Wat is de conclusie?
6. Het beroep is ongegrond.
7. Het verzoek om een voorlopige voorziening worden buiten zitting afgedaan en niet-ontvankelijk verklaard, nu er uitspraak is gedaan in het beroep en er niet langer sprake is van de vereiste connexiteit [7] .
8. Voor een proceskostenveroordeling bestaat geen aanleiding.

Beslissing

De rechtbank verklaart het beroep ongegrond.
De voorzieningenrechter verklaart het verzoek om een voorlopige voorziening niet-ontvankelijk.
Deze uitspraak is gedaan door mr.
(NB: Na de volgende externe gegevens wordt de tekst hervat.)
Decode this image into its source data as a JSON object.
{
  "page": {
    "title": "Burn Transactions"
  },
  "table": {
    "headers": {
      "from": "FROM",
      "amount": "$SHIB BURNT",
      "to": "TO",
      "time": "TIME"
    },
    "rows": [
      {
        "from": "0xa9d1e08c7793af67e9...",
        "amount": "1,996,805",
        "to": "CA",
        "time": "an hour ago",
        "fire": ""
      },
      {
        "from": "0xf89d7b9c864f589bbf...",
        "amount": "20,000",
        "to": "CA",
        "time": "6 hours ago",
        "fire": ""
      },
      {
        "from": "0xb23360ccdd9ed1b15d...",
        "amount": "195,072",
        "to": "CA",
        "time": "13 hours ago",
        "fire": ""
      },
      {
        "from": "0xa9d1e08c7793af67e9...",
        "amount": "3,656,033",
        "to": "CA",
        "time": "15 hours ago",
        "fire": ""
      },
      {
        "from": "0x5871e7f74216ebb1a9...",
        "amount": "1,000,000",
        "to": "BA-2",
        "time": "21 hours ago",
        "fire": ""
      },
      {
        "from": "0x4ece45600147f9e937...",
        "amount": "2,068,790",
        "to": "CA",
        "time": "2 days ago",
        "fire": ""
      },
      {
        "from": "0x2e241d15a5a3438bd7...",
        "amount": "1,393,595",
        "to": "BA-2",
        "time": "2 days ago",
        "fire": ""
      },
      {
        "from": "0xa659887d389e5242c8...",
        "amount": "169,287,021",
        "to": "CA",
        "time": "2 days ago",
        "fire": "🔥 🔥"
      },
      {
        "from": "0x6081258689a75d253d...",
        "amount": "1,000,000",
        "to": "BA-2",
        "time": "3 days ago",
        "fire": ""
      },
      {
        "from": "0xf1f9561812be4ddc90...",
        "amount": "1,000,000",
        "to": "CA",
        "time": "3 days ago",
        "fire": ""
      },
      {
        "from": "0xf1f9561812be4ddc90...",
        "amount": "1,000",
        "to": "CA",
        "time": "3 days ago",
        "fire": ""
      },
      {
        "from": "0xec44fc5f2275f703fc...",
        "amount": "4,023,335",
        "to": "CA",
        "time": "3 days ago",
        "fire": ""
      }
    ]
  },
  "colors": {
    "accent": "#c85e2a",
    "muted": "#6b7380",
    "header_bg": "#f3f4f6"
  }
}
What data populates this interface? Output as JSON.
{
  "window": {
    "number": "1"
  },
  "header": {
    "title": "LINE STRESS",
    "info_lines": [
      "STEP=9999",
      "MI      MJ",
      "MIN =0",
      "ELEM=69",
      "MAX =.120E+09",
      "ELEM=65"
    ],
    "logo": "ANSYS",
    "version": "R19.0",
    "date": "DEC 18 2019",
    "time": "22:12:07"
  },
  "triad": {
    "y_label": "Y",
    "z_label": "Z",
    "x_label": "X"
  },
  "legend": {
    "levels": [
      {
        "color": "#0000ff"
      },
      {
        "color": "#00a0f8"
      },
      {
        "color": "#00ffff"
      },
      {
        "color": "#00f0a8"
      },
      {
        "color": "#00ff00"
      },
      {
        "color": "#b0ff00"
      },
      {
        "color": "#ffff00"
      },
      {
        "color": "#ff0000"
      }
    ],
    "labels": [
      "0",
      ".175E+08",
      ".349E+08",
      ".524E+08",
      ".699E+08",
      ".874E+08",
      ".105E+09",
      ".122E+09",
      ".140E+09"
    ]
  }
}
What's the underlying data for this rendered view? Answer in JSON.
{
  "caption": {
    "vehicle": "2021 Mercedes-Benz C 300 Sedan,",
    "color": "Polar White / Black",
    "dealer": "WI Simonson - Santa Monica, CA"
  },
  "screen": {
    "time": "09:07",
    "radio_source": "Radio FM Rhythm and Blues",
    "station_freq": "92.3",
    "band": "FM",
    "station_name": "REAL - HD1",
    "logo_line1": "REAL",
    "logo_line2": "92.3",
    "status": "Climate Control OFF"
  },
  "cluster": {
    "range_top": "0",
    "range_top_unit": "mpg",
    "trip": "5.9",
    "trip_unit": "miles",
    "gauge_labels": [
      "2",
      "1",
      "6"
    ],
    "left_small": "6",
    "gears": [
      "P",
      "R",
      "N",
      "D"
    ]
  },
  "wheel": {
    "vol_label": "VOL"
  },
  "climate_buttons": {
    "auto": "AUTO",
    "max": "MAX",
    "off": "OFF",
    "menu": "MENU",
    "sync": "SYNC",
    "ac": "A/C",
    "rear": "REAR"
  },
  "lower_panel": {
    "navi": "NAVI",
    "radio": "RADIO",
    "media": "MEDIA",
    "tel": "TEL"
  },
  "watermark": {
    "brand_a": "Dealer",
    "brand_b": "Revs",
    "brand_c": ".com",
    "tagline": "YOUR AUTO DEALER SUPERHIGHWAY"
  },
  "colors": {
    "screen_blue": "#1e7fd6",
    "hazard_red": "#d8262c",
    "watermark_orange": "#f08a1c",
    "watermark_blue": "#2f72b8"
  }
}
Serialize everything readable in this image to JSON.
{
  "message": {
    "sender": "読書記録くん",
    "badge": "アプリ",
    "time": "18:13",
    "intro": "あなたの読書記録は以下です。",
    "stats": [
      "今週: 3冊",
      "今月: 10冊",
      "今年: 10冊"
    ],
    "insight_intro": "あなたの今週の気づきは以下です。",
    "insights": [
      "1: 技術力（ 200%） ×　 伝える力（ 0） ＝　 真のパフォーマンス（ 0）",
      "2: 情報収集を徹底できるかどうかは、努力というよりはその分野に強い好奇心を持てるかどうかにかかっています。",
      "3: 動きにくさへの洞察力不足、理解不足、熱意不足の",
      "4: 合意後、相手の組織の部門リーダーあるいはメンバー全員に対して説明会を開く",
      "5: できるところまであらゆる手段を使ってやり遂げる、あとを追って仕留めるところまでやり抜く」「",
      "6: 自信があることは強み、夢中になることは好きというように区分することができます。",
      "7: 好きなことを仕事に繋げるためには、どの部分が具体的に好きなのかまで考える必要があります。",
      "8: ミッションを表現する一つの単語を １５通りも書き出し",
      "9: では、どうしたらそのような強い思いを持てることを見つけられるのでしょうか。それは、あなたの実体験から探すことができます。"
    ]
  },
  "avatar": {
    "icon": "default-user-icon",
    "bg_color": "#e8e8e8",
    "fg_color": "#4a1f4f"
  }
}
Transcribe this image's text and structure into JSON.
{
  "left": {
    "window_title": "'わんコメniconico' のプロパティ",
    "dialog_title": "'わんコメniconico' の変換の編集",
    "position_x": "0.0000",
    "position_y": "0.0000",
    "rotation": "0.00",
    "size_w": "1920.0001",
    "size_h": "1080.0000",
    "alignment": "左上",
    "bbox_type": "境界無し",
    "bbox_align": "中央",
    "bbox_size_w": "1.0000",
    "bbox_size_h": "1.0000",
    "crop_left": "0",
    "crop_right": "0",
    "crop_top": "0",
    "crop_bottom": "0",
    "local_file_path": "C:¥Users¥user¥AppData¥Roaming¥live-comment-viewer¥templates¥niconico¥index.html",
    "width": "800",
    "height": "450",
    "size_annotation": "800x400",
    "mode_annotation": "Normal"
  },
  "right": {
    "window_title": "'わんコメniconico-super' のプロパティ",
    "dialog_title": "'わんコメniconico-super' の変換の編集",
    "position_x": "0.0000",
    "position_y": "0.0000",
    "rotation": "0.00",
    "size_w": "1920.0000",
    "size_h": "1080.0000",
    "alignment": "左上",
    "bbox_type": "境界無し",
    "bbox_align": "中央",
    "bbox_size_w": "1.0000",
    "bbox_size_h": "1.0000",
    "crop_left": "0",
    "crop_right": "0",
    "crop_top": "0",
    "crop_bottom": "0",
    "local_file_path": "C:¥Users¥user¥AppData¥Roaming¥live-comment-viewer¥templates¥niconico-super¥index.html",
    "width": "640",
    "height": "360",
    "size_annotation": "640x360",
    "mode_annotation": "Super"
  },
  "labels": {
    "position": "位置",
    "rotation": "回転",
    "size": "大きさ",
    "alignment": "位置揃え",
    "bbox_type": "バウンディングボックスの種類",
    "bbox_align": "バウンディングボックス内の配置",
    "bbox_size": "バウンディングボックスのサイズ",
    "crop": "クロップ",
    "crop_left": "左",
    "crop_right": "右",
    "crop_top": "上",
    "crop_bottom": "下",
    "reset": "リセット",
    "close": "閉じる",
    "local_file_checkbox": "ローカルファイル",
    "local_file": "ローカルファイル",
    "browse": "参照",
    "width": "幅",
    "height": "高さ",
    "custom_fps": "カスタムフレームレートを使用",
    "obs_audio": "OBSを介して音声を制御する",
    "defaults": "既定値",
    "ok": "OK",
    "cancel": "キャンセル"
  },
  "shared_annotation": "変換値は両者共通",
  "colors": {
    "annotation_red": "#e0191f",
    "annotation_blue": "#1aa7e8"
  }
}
A.M.H. van der Poort – Schoenmakers, (voorzieningen)rechter, in aanwezigheid van mr. M.J.J. Roks, griffier.
De beslissing is uitgesproken in het openbaar en bekendgemaakt op:
Bent u het niet eens met deze uitspraak?
Als u het niet eens bent met de uitspraak in het beroep, kunt u een brief sturen naar de Afdeling bestuursrechtspraak van de Raad van State waarin u uitlegt waarom u het er niet mee eens bent. Dit heet een hogerberoepschrift. U moet dit hogerberoepschrift indienen binnen vier weken na de dag waarop deze uitspraak is verzonden. U ziet deze datum hierboven.
Tegen de uitspraak op het verzoek om een voorlopige voorziening is geen verzet of hoger beroep mogelijk.

Voetnoten

1.Zoals bedoeld in artikel 9, eerste lid, van de Vreemdelingenwet 2000 (Vw).
2.Zie paragraaf B10/2.2 van de Vreemdelingencirculaire 2000 (Vc).
3.Zoals bedoeld in artikel 8.7, derde lid, aanhef, en onder a en b, van het Vb.
4.Zie de uitspraken van het Hof van Justitie van de Europese Unie (HvJEU) van 9 januari 2007, C-1/05, ECLI:EU:C:2007:1 en van 16 januari 2014, C-423/12, ECLI:EU:C:2014:16.
5.Verdrag betreffende de Werking van de Europese Unie.
6.Zie de uitspraak van het Hof van Justitie van 8 mei 2018, C-82/16, ECLI:EU:C:2018:308, r.o. 65 en 67.
7.Op grond van artikel 8:81 en artikel 8:83, derde lid van de Algemene wet bestuursrecht (Awb).